Date of Award

8-2008

Degree Type

Thesis

Degree Name

Master of Arts (MA)

Department

Anthropology

Supervisor

W.L Rodman

Language

English

Abstract

This research examines the role of narrative within two Women's Shelters in Hamilton, Ontario. Utilizing a critical interpretive framework and drawing on anthropological approaches to narrative theory, I examine how front line shelter workers engage with the women they serve through, listening, interpreting and representing their clients stories and how they use these stories to provide direct service. Front line workers interpret clients' stories through various lenses, including, cultural and personal. Dominant discourses of homelessness, abuse, addictions, sex trade and mental health issues can be stereotypical and can limit human potential. Cultural narratives influence how we think about issues like homelessness and abuse and workers' own embodied subjectivities will influence how they understand each individual story.

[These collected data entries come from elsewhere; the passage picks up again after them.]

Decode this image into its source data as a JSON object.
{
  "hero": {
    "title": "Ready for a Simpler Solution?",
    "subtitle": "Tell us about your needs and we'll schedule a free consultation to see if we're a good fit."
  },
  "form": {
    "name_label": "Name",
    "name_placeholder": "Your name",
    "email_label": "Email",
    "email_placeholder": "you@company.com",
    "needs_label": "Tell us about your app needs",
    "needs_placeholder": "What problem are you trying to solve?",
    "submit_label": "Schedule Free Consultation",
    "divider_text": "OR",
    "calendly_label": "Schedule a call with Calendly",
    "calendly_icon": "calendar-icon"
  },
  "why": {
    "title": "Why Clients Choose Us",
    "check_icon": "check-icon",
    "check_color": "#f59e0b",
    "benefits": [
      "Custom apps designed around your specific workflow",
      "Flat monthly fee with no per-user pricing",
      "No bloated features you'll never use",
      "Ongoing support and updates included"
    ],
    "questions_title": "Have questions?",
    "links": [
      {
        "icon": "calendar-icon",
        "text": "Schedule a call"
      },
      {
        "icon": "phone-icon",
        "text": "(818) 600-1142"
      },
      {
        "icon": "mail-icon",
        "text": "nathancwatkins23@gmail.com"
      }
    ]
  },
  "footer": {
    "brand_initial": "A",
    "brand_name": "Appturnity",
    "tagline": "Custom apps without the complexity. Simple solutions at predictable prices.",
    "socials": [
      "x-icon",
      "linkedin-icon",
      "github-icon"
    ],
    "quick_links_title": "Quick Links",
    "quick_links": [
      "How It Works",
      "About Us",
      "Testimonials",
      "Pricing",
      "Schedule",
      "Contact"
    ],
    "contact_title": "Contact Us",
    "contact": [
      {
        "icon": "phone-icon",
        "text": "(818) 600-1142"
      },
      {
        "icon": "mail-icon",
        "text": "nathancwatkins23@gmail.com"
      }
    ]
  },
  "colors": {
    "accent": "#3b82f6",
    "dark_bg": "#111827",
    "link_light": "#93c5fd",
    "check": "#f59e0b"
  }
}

Shelter work can be very challenging, but the reality is that shelters are often the first place that women go when they need help and front line shelter workers have an opportunity to provide workers with much more than just basic needs. throughout this thesis, I argue that listening to clients stories is one of the most important things that shelter workers do and that by taking advantage of narrative moments front line shelter workers provide important opportunities for women to heal from the abuse and trauma that they have been through.